Stem composed of outer gelatinose layer, excipulum (porrecta) and medulla (gelatinosa), receptacle lacking outer gelatinose layer and have excipulum from textura globosa-prismatica, medulla the same; cells of prismatica at stem 46 x 8,7; at receptacle 40 x 15; hyphae in medulla 2,5 broad; outer gelatinose layer hyphae 2 mk broad, ended with enlarged clavate cells up to 8 mk broad; asci cylindrical, with not clear clamp, pore euamyloid, 64,5-74,7 x 5-6,5; paraphyses cylindrical with some enlargement to the tip (2 mk broad at tip), without VBs, segmented, rarely branched; spores fusoid when in asci, upon release becoming strongly curved, many guttulate, 19,5 (18-21) x 2,5 (2,2-2,7) (10 straight spores measured).

Zotto
I've noticed that spores collected from stipe (washed away here) all were strongly curved, in contrast with tapped mount where spores were forced to release, and there they were curved and straight both.
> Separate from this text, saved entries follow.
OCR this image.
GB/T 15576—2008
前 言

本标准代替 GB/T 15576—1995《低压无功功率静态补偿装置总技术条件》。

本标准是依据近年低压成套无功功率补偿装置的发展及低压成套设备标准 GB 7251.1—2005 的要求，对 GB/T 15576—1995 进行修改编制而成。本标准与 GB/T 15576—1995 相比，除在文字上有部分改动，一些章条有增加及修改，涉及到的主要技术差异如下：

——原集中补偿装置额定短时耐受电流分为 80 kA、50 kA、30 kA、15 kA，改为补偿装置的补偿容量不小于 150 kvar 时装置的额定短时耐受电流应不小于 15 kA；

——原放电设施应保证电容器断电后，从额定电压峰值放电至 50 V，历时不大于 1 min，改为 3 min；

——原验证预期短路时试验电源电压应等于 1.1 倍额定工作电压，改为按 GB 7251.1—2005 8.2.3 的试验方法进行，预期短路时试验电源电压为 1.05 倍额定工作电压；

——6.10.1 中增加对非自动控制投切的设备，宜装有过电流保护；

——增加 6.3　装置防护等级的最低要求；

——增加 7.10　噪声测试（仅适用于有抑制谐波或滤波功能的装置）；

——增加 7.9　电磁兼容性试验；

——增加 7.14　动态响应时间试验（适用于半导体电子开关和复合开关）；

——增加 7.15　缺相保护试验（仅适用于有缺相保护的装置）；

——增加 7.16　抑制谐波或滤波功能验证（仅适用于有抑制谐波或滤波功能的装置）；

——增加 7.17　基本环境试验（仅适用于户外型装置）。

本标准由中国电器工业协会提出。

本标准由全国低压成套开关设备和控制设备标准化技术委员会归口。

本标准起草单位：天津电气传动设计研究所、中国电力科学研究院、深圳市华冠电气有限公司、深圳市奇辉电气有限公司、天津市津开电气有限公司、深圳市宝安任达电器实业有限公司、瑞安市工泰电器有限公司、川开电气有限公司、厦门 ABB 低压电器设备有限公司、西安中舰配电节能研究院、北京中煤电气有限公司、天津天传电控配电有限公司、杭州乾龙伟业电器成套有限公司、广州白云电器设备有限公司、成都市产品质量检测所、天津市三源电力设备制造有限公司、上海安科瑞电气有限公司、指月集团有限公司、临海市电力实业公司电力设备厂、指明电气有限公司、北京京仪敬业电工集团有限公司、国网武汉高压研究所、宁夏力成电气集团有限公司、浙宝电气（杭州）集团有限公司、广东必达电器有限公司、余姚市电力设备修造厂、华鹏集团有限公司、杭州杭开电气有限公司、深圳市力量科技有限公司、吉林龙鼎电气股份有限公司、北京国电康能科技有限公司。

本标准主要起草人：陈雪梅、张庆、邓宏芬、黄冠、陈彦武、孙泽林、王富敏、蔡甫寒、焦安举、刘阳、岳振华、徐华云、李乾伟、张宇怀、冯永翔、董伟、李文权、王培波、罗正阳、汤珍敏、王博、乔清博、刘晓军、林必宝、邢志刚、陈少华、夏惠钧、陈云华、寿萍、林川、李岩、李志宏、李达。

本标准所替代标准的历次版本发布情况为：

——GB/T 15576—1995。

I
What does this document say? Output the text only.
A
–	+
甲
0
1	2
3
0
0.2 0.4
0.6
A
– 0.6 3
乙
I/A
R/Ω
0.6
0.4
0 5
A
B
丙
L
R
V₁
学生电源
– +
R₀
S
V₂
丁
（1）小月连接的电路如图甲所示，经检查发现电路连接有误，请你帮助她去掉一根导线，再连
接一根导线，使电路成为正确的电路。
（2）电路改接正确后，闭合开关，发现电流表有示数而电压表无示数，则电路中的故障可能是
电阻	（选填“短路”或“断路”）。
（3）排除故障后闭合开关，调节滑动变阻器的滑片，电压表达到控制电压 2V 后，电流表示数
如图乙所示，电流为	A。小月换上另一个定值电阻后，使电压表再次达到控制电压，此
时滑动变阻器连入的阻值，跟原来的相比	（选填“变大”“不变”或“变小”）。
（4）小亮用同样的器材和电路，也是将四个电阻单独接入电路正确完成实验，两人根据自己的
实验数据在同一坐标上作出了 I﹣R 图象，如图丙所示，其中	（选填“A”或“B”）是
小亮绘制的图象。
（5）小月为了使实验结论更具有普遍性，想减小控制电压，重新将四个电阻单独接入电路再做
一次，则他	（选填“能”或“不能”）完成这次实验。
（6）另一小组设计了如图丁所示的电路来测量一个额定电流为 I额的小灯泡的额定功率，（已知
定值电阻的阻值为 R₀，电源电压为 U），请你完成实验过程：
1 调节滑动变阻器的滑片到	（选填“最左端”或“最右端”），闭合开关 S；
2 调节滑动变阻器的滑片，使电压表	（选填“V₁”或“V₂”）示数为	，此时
There is one more picture of such spores from stipe, only strongly curved. So, probably they become curved some time after release? I may study this repetedly, i have two more frbs.

Now I see: HB 6200 (Karsten 2061, in H) shows the type of pileata with long straight spores which corresponds to his diagnosis. HB 4498 (same coll. from M) does not fit the protologue, so is not type, though labelled "holotype". The closely related species with C-shaped spores is Helotium costantini Boud.